This semester has been a whirlwind of every kind of emotion. Let's ignore the fact that I am officially over halfway through college and am having a constant crisis about that and focus on everything that has changed in these short few months. This entire semester has been about figuring out what I want and how to go about getting it. I've had simultaneously more responsibility and freedom than I've ever had before.

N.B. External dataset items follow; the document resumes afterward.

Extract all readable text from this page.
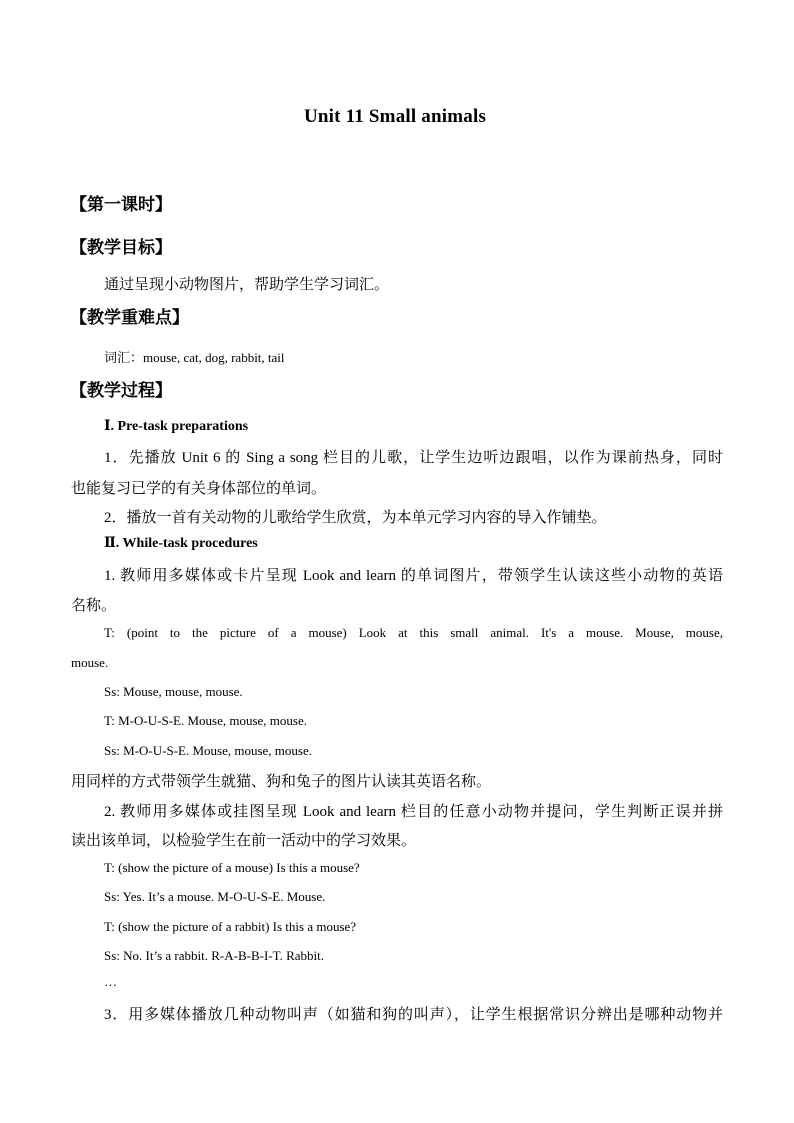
Unit 11 Small animals
【第一课时】
【教学目标】
通过呈现小动物图片，帮助学生学习词汇。
【教学重难点】
词汇：mouse, cat, dog, rabbit, tail
【教学过程】
Ⅰ. Pre-task preparations
1．先播放 Unit 6 的 Sing a song 栏目的儿歌，让学生边听边跟唱，以作为课前热身，同时
也能复习已学的有关身体部位的单词。
2．播放一首有关动物的儿歌给学生欣赏，为本单元学习内容的导入作铺垫。
Ⅱ. While-task procedures
1. 教师用多媒体或卡片呈现 Look and learn 的单词图片，带领学生认读这些小动物的英语
名称。
T: (point to the picture of a mouse) Look at this small animal. It's a mouse. Mouse, mouse,
mouse.
Ss: Mouse, mouse, mouse.
T: M-O-U-S-E. Mouse, mouse, mouse.
Ss: M-O-U-S-E. Mouse, mouse, mouse.
用同样的方式带领学生就猫、狗和兔子的图片认读其英语名称。
2. 教师用多媒体或挂图呈现 Look and learn 栏目的任意小动物并提问，学生判断正误并拼
读出该单词，以检验学生在前一活动中的学习效果。
T: (show the picture of a mouse) Is this a mouse?
Ss: Yes. It’s a mouse. M-O-U-S-E. Mouse.
T: (show the picture of a rabbit) Is this a mouse?
Ss: No. It’s a rabbit. R-A-B-B-I-T. Rabbit.
…
3．用多媒体播放几种动物叫声（如猫和狗的叫声），让学生根据常识分辨出是哪种动物并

At the beginning of the semester I was hit by how unreal my summer felt. This summer I got closer to friends that I had, friends that I had forgotten I had, and friends that I'd never had before. I got to work from my house or wherever I wanted to be and I could stay up all night every night if I wanted to. I was in complete control of my time and it felt almost like a dream. Then the school year started and all of that went away. I no longer had time to spend 5 nights a week sitting on my friend's couch talking for hours. I had all of these things that I needed to be doing at certain times and all these places that people expected me to be. Admittedly, I might have bitten off more than I could chew with this semester with classes, work, being an exec and going to almost every single one of my spirit group events, IM games and trying to hang out with friends in free time. But I'm a person that isn't happy unless they have 12 balls up in the air at the same time. And through this trial by fire that I've been going through since August I would love to say that I have a much better sense of self and I really know what I want in life. I like to pride myself in being independent and in touch with my emotions, but the truth is I have no clue. I have no clue how to be a good friend, what I want in my love life right now, if I'm doing the best I can in classes or if I can handle everything I have going on. But you wanna know the one thing that I have learned?
It's okay not to know.
Ever since I've gotten into college I've been telling my friends that it doesn't matter if you don't have a direction, college is all about finding yourself. But I'd never really believed that advice for myself. I was supposed to be the one who had everything together. For as long as I can remember I've been taking care of people, so I've never been able to take care of myself. Now I always joke that I'm not the mothering type and I'm just an emotionless robot so don't come to me looking for comfort, but that's not exactly the case. I am actually absolutely terrified of emotion. It's not that I don't have feelings, it's that I wish I didn't and I've gotten really, really good at ignoring them. And my way of ignoring my own emotions is to get lost in someone else's.
I'm sure that there are so many of you that don't understand this at all, I don't completely understand it myself, but it's how my mind works for some reason. These past few months I've been trying to force my feelings to the forefront of my mind and prioritize them. Sometimes it works and sometimes it doesn't. It's all a work in progress. And I'm starting to be okay with that.